Workscapes CEO leads Tampa HQ relocation, stays ahead of office design trends

Elizabeth Dvorak, CEO and founder, Workscapes Inc. a Herman Miller Dealer in Tampa, Florida.

NOLA LALEYE

Why Elizabeth is a big deal: Elizabeth Dvorak founded Workscapes in 1998 and leads one of the largest woman-owned businesses in Florida. The company has gone from less than $2 million in sales early on to more than $55 million, expanding to five Florida locations. The company has become a dominant specialty contractor and has a large focus on the well-known and popular Herman Miller line. Workscapes ranks as one of Herman Miller's top 10 all-around performers nationally. Workscapes was based in South Florida. But just before moving into newly built out space in Miami’s Doral neighborhood, the company had an unexpected suitor offer to buy its South Florida business. It was not a deal to pass up. She and her husband, Richard, decided as a family to come to Tampa rather than return to Orlando, where the company was founded 21 years ago. Richard Dvorak is the company president and has a diverse industry background from paper to logistics — all of which has been parlayed into Workscapes ops. Originally in a small warehouse space on Tampa’s eastern outskirts, the company moved to downtown Tampa to establish its new headquarters on the ground floor of the BB&T building where a Konica showroom once was. “Family first” is Elizabeth’s philosophy and the spirit is an integral part of the Workscapes environment and tradition, its website says. Workplace design is evolving. Now, smart furniture uses sensors that anonymously aggregate data around occupancy.

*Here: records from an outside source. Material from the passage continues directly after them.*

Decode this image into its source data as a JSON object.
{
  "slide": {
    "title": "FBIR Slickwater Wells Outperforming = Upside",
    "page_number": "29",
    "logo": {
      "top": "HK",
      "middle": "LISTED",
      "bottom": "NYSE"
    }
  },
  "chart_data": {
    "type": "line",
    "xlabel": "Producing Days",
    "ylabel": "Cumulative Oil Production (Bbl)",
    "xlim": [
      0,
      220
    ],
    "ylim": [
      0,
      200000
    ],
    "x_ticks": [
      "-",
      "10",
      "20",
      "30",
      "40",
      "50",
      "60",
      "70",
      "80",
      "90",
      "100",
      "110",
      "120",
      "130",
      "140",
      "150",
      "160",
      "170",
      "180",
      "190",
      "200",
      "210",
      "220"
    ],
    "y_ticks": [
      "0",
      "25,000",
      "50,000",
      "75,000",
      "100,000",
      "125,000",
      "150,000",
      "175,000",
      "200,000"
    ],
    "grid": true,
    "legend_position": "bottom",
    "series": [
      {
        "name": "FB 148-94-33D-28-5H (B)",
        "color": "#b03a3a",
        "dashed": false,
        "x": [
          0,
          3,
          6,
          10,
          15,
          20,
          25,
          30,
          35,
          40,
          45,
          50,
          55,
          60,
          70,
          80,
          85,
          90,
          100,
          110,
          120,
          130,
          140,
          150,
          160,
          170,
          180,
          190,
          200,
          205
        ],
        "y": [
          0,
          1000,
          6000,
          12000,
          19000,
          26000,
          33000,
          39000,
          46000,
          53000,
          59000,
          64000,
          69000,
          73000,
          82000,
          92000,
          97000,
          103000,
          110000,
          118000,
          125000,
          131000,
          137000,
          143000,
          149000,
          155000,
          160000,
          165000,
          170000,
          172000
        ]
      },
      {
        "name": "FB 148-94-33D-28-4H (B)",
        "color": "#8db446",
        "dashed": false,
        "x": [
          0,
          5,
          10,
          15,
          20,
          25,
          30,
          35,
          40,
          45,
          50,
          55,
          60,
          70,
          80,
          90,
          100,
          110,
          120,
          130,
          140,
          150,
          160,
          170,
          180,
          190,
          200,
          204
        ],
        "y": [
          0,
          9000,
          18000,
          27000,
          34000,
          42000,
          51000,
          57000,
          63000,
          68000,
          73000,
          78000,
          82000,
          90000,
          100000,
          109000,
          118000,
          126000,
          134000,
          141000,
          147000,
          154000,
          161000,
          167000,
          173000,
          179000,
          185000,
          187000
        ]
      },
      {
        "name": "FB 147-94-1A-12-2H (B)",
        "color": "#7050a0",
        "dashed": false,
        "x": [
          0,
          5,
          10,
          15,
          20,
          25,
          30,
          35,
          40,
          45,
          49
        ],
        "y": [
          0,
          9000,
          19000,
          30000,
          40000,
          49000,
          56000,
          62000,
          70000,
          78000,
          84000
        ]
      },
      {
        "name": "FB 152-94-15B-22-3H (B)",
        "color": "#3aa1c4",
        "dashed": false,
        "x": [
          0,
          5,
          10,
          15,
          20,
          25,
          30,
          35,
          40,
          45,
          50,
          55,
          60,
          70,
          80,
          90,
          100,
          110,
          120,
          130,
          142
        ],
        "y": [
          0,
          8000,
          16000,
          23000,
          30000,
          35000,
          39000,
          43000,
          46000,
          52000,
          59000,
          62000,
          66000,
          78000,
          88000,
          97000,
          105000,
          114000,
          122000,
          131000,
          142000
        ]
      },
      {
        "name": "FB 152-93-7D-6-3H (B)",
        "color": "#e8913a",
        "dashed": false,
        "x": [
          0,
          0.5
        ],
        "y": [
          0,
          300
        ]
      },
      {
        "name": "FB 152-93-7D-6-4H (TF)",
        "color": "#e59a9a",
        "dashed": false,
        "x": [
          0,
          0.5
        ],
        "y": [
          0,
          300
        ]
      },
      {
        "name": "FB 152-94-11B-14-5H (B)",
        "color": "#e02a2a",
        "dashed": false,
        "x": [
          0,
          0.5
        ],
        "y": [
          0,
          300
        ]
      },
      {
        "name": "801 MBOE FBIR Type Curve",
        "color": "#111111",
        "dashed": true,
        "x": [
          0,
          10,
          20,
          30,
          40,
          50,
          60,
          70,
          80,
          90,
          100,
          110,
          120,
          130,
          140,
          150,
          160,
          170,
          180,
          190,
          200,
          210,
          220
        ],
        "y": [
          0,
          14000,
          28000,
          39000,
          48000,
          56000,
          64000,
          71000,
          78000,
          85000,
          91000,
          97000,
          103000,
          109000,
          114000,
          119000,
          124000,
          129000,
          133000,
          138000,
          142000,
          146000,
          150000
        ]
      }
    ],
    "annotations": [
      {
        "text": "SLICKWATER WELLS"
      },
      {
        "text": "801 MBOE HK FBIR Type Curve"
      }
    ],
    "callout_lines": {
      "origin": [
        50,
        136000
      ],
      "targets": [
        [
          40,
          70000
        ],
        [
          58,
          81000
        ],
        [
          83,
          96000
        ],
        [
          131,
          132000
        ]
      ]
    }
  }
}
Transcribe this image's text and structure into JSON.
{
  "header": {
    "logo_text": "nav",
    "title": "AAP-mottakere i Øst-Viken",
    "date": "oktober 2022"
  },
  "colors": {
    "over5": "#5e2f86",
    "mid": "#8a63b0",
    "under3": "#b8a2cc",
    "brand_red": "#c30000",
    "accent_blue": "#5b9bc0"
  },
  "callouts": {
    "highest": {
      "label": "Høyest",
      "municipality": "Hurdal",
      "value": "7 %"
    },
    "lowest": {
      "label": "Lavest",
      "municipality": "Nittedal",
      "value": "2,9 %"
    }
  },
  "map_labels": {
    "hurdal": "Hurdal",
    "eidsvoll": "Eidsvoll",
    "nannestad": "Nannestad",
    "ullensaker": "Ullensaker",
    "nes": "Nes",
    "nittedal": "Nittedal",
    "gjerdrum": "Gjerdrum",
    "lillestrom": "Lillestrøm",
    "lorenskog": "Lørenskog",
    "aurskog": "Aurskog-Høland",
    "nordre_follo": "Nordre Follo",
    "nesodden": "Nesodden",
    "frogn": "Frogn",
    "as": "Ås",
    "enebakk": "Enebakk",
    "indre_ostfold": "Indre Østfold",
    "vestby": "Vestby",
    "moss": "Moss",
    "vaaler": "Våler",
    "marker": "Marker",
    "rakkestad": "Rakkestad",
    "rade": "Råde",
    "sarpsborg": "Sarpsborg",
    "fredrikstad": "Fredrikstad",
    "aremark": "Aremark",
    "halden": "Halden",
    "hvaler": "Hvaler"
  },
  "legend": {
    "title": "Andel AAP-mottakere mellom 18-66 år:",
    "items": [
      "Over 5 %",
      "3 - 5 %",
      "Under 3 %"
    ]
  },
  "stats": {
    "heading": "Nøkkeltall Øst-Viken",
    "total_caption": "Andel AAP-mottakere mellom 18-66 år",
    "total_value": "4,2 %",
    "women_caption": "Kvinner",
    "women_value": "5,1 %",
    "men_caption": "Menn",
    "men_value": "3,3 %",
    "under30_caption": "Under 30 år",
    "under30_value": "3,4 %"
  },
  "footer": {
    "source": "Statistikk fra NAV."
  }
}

You made a big investment in your downtown Tampa space. What have you learned? The biggest thing I notice is not enough people know who we are and what we are doing here. We are definitely not a coworking space. People think we are. They stop once or twice a week to ask if we have desks available. We say we can sell you a desk but not coworking space. It has that connotation. One thing we are going to do is utilize our windows better and refresh our showroom to exhibit more of what we do and communicate that. We build great environments to help people do their best work. How do we? We really understand the company, the business drivers and what they are trying to achieve. What are their pain points? Maybe they have too much real estate or too little. People aren't talking to each other. They have a morale issue. They have a productivity issue. We take all that and we are an ingredient of the built environment with furniture to accomplish a better environment. We help corporate, health care, higher education and government. Ninety-three percent of Fortune 500 companies choose to buy Herman Miller around the globe. So Herman Miller [products] are about half our business. The rest is hundreds of other lines to outfit the office. So we do all the space planning and we do all the furniture specs. We work with the architect. We are an extension of their services to their client. We can do test fits for spaces which is very helpful to the brokerage community. With good design and space planning, sometimes you don't need a lot of real estate and you can save a lot of money. The other thing is looking at mobility patterns and how are people moving throughout the day, to place people in the right areas by what they do so there's not traffic jams and you can control noise that way too. So it's really good planning. We do a lot on the front end. It's not just preparing a furniture order.

What are some 2020 office design trends? I think it's a very democratic approach to the floor plate so that everyone can utilize the whole space instead of people individually assigned to specific spaces. Now they can have a touchdown space but they also have five or six other choices of where they can do their work if they need to go into a private room, or if they have a small meeting, or if they want to be in a team setting. There are other shifts. One is speed-to-market. We are doing a lot of premanufactured wall and case work. People are not building in wall and millwork anymore. First of all, they can't find the millwork company a year later. If something happens, they can't find the people. These are warrantied, premanufactured, factory-built, that's assembled elsewhere and when we get it we just assemble it and just move it in and place it. So, for example, in the medical community, we are doing premanufactured casework and millwork that is for all these medical clinics and stand-alone emergency departments because they can open weeks ahead of schedule and not wait on trades and try to find labor.